Dr Paradis herself has repeatedly said that the CCSA used the same methodology as their counterparts in other countries, including Australia. Yet in Australia the recommended "low risk" guidelines were 7 drinks per week (10 if you don't account for differences in standard units). The repeat insinuation that more than 2 drinks a week would lead to early death for most or even a significant minority of people comes across as fear-mongering because it's so far outside most people's lived experience and it doesn't seem to be backed up by their own data (or that of other similar abstinence leaning studies, e.g. a 2018 Lancet article).
If you read the CCSA's report you'll see these increased risk factors without any context.
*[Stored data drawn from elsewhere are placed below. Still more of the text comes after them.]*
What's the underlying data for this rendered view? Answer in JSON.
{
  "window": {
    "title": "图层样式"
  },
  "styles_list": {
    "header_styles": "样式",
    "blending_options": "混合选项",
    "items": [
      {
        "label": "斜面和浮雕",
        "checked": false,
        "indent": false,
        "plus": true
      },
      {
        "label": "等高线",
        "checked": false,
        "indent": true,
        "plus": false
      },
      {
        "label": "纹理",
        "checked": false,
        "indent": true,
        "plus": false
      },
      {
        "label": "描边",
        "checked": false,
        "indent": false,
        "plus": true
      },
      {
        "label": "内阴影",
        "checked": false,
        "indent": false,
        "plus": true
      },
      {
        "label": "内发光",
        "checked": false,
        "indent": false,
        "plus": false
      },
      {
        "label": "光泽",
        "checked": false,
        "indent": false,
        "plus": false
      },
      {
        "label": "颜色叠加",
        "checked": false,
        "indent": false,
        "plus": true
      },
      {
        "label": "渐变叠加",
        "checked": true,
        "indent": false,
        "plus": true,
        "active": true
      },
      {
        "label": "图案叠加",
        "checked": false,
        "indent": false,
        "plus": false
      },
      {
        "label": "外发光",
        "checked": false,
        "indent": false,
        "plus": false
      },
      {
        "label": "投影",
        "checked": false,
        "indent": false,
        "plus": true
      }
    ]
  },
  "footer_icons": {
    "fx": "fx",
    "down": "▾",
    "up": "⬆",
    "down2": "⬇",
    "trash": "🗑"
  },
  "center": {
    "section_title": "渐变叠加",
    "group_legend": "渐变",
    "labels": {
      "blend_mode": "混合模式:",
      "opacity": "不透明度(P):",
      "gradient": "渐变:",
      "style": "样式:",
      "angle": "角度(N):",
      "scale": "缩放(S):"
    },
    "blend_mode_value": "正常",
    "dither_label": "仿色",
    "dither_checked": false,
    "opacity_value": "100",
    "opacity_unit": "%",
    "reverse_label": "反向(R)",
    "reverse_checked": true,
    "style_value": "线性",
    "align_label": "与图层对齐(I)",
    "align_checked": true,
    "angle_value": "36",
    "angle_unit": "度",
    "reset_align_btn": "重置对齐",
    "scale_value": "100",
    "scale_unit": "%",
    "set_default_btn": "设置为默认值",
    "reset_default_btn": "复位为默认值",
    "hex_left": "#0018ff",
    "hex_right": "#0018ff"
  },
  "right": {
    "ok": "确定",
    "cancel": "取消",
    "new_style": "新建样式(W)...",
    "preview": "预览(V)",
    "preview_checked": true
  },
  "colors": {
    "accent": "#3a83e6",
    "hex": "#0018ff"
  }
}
The most widely lampooned example was "3 drinks per week increases the risk of tuberculosis by 100%". TB, in Canada, in the 21st century? Forget the fact that the TB infection rate is 0.0002% in this country and you can't even get TB unless you come into contact with someone who actually has it. You can't just provide statistics like those without context as though it's reliable health information. A poll from Abacus Data showed that 73% of Canadians won't change their drinking in line with the new recommended guidelines and 52% viewed it as 'fear-mongering'. If people start tuning out health advice, yeah I'd call that a harm.
Alcohol isn't just this input unit that people consume thinking it's healthy. It's an age-old, likely prehistoric, recreational activity attached to culture.